BEATRICE RASPA
Cronaca

Gli affari della ’Ndrangheta sulle sponde del Garda: tre amministratori per otto aziende da “bonificare”

Tra Sirmione e il Mantovano le società (riconducibili a un veronese arrestato dalla Dda) saranno gestite da amministratori nominati dal Tribunale

Gli agenti della Dia di Brescia

Gli agenti della Dia di Brescia la Direzione investigativa antimafia che ha seguito l’indagine

Sirmione (Brescia) – Per almeno un anno tutte le società saranno gestite da tre amministratori nominati dai giudici, incaricati di farle ripartire “bonificate”, nell’alveo della legalità. È l’esito di un provvedimento di prevenzione emesso nelle scorse ore dal Tribunale di Brescia (sezione per l’appunto misure di prevenzione) nei confronti di otto aziende - una di Sirmione, le altre della provincia di Mantova - riconducibili a un imprenditore veronese che è in manette nell’ambito di un’inchiesta della Dda di Catanzaro per presunte collusioni con la ‘ndrangheta.

Il centro operativo Dia di Brescia ha sviluppato l’indagine in questione - “Glicine Acheronte", questo il suo nome -, nella quale sono coinvolte oltre cento persone, tra cui politici e imprenditori, accusati di avere messo in piedi una sorta di comitato politico affaristico, in alcuni casi anche con le cosche, in grado di condizionare amministrazioni pubbliche locali e regionali, di orientare il voto e di decidere appalti e nomine.

Sotto la lente della Dia bresciana sono finiti i beni di un imprenditore di Peschiera del Garda che dal 2023 vive in provincia di Mantova. Già rinviato a giudizio proprio per “Glicine Acheronte", l’imputato è tuttora ai domiciliari: stando alla magistratura tramite le sue società operanti in svariati settori avrebbe emesso fatture inesistenti a beneficio del sodalizio ‘ndraghestista, creando montagne di crediti falsi.

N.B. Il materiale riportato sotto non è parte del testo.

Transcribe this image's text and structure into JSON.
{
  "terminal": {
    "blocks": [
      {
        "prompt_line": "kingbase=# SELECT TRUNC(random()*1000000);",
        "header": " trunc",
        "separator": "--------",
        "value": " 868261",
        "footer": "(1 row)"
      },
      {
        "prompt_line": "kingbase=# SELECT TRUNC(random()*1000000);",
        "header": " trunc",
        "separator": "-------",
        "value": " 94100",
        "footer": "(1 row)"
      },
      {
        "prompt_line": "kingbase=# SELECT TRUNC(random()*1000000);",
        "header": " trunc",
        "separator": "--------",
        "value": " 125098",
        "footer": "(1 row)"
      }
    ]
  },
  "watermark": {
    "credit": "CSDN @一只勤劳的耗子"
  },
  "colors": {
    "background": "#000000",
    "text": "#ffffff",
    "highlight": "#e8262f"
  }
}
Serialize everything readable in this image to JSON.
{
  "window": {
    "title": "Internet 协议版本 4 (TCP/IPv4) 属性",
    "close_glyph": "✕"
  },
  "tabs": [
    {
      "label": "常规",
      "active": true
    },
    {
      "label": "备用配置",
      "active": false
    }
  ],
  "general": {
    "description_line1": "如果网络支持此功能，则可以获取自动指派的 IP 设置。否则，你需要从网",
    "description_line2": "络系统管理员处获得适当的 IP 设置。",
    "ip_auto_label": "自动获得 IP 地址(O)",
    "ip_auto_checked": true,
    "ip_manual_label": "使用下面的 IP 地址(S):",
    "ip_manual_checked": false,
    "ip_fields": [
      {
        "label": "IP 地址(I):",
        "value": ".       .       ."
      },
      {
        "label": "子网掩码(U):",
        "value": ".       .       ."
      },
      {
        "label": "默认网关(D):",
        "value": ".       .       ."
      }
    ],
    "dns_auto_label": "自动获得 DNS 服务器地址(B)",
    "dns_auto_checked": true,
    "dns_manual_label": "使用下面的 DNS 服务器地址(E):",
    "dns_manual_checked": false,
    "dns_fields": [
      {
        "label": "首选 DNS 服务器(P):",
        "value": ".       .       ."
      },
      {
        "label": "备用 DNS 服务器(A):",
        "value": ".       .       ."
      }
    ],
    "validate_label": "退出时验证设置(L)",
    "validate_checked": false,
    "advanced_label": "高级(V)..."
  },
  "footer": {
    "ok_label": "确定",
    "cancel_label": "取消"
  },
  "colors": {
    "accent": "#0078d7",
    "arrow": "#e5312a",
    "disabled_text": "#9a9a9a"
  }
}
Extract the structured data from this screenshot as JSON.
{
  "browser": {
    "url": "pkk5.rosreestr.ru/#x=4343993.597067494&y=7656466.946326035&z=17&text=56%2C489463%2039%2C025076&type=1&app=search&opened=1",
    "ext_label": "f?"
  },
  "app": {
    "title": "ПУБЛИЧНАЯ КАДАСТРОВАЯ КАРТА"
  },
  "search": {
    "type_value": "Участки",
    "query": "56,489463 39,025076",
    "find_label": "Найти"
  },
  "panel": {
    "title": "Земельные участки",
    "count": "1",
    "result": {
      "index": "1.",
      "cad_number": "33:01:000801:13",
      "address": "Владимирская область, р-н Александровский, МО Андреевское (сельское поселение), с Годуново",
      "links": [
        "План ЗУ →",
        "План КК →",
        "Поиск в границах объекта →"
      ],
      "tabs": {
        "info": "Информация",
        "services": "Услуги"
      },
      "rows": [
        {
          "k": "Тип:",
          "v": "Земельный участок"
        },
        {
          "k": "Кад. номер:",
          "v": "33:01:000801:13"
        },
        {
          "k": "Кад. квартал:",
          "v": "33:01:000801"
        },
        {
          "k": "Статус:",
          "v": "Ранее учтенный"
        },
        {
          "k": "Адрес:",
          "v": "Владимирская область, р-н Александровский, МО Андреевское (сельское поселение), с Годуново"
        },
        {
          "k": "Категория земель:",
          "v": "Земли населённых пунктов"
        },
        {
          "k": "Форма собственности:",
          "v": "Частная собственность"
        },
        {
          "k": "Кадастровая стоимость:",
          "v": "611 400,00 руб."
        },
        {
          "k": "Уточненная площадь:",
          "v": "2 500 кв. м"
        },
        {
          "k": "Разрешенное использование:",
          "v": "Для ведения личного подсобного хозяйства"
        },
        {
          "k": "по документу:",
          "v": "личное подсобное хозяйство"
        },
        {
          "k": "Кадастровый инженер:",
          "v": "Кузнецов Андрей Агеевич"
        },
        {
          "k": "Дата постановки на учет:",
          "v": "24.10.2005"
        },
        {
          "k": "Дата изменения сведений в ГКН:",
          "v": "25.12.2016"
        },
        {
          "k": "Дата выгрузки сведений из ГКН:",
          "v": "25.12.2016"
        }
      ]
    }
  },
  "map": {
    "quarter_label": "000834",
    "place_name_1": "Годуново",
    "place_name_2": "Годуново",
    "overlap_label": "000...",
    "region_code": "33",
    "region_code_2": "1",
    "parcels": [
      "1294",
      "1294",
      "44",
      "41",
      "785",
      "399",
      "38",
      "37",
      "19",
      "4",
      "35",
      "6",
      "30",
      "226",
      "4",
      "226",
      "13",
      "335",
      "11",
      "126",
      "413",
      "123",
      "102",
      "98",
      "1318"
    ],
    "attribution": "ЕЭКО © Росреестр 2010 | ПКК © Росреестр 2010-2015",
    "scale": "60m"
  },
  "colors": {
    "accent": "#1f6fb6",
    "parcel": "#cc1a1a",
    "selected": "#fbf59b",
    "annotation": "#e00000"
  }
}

Non a caso le aziende in questione, un giro d’affari pari a 15 milioni - quella di Sirmione, una Spa, opera nella gestione di camping, ristoranti e alberghi, le altre invece nei settori dell’ippica, delle cave e delle estrazioni e dell’agricoltura - erano già state colpite da interdittiva antimafia. Gli accertamenti condotti dalla Dia, anche mediante il ricorso a all’esame dei flussi di segnalazioni per operazioni sospette di riciclaggio, hanno consentito di confermare “radicati rapporti e cointeressi finanziari (pure esteri) con esponenti di una famiglia ‘ndranghetista che in più circostanze ha mostrato propensione a intraprendere investimenti nei territori limitrofi al Garda” fanno sapere gli investigatori.

Contatti che non sarebbero occasionali, con ricadute sulla gestione di un’ampia parte dell’articolata sfera societaria. Di qui la richiesta al Tribunale della misura dell’amministrazione giudiziaria (sulla scorta dell’articolo 34 del Codice antimafia), poi ottenuta. Una misura che annulla la precedente interdittiva e che consentirà adesso alle società di ripartire, certo alle condizioni imposte da un collegio di tre amministratori che per un anno le gestiranno all’insegna delle regole e della trasparenza. Un anno di “bonifica" all’esito del quale gli amministratori depositeranno una relazione del progetto al Tribunale.